Kids Health

Science Says Stop Spanking

For the last 20 years, the American Academy of Pediatrics has discouraged parents from spanking their children, albeit indirectly. (A 1998 policy simply "encouraged" parents to use "methods other than spanking.") However, the AAP is now taking a tougher stance against the so-called disciplinary tool. 

According to new guidelines released on the AAP News & Journals Gateway earlier this week, "aversive disciplinary strategies, including all forms of corporal punishment and yelling at or shaming children, are minimally effective in the short-term and not effective in the long-term." What’s more, new research actually "link[s] corporal punishment to an increased risk of negative behavioral, cognitive, psychosocial, and emotional outcomes for children.”

As such, "parents should never hit their child and never use verbal insults that would humiliate or shame the child," Dr. Robert Sege, lead author of the policy and pediatrician at the Floating Hospital for Children at Tufts Medical Center, said in a statement.

The new guidelines are unsurprising.

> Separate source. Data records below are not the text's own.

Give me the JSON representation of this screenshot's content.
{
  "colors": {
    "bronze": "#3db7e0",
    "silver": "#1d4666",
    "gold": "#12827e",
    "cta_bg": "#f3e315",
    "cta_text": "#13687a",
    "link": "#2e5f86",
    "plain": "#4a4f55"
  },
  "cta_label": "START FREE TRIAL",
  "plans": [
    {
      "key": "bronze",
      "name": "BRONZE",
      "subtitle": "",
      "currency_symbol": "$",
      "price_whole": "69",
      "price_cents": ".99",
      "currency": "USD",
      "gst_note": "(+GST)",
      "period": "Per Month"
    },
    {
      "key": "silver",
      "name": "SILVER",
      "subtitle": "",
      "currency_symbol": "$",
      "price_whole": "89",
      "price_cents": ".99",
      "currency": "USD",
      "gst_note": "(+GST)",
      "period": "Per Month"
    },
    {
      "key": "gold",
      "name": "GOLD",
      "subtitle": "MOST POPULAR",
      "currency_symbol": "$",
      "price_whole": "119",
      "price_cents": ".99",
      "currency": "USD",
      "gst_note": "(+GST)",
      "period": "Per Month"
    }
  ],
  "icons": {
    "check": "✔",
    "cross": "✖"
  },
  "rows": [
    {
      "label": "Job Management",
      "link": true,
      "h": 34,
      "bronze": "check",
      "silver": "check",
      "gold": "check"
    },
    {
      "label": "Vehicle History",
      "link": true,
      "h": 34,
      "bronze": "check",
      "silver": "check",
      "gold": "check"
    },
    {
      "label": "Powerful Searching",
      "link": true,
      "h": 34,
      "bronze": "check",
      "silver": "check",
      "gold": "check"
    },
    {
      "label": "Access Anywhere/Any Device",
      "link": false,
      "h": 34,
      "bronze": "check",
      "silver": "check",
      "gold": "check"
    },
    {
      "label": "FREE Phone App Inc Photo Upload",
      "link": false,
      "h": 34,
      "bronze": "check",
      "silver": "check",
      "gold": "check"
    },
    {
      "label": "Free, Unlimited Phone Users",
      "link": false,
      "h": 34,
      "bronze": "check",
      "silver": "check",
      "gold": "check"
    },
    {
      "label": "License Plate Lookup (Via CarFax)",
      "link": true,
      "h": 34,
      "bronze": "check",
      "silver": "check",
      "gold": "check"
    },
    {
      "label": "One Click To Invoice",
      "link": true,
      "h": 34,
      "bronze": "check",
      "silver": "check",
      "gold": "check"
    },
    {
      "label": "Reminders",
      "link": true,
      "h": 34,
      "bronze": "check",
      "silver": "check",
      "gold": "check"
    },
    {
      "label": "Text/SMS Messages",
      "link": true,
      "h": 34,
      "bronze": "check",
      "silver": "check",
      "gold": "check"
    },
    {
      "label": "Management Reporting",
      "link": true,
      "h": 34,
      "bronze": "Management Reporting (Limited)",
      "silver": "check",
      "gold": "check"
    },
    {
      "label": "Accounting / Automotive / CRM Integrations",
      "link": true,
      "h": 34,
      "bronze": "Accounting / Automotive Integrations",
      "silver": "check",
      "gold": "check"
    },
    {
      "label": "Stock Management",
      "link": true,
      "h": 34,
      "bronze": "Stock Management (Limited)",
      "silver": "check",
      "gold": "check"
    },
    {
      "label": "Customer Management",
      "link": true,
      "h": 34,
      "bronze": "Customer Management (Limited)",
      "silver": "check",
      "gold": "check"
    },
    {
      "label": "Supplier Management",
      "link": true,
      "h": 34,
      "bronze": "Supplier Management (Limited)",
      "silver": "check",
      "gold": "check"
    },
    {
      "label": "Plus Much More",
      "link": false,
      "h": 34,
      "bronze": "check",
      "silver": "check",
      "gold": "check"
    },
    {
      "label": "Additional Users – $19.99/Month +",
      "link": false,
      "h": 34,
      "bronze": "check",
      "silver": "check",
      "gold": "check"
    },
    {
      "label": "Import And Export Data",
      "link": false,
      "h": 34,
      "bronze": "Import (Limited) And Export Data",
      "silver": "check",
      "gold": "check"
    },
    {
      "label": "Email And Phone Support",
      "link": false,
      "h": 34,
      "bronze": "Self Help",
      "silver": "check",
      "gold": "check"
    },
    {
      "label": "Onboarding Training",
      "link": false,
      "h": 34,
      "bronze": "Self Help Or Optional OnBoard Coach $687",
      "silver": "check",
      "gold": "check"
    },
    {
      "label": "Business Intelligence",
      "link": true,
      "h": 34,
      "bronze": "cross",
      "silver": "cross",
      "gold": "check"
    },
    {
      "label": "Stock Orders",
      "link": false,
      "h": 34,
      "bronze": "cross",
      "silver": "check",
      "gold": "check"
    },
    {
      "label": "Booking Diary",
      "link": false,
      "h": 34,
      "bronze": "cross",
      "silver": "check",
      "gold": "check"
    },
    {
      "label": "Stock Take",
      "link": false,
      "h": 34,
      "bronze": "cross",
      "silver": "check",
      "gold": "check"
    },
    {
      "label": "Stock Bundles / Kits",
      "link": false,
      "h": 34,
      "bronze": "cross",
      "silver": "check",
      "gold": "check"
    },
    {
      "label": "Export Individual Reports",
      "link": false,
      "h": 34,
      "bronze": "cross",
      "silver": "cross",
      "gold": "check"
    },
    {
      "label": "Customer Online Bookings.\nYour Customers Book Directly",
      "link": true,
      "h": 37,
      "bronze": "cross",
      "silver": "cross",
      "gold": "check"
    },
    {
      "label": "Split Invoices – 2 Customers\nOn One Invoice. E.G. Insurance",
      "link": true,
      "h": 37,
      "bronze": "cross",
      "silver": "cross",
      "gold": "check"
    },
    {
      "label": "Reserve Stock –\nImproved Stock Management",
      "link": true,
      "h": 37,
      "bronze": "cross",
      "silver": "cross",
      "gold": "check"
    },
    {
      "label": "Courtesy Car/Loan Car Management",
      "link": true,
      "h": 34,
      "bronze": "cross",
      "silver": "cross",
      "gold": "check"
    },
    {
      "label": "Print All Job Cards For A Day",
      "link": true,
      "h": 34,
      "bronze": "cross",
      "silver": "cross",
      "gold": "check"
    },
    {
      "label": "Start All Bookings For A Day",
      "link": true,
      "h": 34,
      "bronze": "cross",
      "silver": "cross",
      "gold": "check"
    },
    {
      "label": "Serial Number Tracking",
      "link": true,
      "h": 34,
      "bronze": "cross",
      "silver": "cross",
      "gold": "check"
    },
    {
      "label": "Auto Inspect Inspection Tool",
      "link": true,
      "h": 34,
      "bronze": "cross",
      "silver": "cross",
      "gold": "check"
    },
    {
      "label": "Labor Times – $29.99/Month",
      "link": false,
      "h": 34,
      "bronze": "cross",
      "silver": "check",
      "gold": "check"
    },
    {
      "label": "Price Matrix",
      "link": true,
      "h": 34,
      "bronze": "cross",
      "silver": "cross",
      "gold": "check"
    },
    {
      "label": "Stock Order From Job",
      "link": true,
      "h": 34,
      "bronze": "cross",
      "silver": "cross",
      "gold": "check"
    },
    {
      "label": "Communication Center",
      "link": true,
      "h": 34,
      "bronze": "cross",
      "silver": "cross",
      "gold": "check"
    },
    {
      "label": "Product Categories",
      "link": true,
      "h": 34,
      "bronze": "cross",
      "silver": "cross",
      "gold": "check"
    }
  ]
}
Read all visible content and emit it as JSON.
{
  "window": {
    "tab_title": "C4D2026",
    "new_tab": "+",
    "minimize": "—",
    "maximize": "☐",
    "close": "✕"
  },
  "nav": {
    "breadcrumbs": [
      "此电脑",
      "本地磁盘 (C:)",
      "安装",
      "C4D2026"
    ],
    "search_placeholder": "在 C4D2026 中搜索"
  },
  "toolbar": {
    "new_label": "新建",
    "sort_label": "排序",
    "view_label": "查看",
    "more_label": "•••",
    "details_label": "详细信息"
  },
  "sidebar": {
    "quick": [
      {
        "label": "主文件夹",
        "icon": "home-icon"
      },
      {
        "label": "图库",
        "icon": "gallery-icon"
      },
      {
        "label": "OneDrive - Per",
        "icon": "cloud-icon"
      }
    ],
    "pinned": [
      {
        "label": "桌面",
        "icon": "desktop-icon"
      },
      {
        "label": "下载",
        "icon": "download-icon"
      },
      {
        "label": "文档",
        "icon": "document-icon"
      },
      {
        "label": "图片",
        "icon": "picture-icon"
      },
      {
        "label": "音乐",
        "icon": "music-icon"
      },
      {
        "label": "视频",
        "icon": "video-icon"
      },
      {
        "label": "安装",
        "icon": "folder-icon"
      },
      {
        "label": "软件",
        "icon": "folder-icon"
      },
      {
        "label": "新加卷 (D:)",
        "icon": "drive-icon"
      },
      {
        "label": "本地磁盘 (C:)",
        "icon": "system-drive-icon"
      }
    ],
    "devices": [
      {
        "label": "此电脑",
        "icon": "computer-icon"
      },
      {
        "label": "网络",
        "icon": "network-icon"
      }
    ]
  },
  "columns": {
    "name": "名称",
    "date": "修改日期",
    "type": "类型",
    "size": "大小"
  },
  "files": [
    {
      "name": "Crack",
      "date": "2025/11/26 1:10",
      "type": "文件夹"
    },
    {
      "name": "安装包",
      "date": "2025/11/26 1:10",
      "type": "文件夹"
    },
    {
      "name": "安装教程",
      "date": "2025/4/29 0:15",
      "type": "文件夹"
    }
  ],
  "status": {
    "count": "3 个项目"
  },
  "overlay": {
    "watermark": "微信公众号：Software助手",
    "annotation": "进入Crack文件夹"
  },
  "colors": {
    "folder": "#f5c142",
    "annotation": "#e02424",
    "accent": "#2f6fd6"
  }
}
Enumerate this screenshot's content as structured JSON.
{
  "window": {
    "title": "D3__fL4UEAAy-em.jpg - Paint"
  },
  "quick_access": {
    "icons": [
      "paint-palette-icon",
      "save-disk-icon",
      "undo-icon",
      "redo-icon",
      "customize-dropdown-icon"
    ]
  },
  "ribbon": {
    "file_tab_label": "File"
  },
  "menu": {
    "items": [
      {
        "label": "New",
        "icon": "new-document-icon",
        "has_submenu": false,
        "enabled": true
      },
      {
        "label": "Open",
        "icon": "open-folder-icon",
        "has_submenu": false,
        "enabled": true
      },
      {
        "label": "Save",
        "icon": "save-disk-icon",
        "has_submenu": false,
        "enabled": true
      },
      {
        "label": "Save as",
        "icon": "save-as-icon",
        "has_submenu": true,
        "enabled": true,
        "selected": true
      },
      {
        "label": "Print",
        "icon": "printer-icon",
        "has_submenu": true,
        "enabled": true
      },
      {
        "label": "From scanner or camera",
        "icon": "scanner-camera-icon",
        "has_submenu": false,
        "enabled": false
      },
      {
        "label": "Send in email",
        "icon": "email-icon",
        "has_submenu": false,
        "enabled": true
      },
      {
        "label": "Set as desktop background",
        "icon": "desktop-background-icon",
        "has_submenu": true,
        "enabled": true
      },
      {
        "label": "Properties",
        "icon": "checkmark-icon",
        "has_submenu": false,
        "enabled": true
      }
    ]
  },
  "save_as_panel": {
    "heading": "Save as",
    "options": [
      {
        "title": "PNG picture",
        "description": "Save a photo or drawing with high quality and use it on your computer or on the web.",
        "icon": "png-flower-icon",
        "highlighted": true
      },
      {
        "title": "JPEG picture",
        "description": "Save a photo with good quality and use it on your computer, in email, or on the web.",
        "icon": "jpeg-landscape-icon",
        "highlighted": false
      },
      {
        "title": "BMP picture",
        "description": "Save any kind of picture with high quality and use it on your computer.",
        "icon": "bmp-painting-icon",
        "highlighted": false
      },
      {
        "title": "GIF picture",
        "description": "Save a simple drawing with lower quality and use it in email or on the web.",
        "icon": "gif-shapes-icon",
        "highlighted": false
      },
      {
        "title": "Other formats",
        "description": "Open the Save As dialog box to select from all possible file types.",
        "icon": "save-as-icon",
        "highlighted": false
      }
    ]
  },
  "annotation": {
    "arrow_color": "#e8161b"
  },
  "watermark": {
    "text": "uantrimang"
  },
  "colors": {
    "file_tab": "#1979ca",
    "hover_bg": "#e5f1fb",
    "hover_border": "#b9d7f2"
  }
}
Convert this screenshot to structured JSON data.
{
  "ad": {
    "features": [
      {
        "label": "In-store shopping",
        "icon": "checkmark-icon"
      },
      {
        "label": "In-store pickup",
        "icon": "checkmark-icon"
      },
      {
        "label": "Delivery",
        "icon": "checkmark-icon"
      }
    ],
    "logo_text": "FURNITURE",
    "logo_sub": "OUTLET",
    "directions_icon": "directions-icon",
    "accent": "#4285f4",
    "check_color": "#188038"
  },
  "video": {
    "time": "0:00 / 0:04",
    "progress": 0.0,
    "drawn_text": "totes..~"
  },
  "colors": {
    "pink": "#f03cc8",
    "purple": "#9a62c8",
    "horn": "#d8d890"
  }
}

The "benefits" of spanking have been in question for many yearsHowever, that AAP hopes concrete data will cause parents to reconsider their approach and instead use "healthy forms of discipline," such as reasoning, positive reinforcement, setting limits and/or setting expectations.

“The good news," Sege said in the statement, "is fewer parents support the use of spanking than they did in the past. Yet corporal punishment remains legal in many states, despite evidence that it harms kids — not only physically and mentally, but in how they perform at school and how they interact with other children.”

That said, the AAP hopes pediatricians can provide parents with additional support and use their influence to help them identify age-appropriate disciplinary strategies and/or refer them to community resources. Because, as Sege said, "there’s no benefit to spanking." At all. And we need to do better. "We can do better."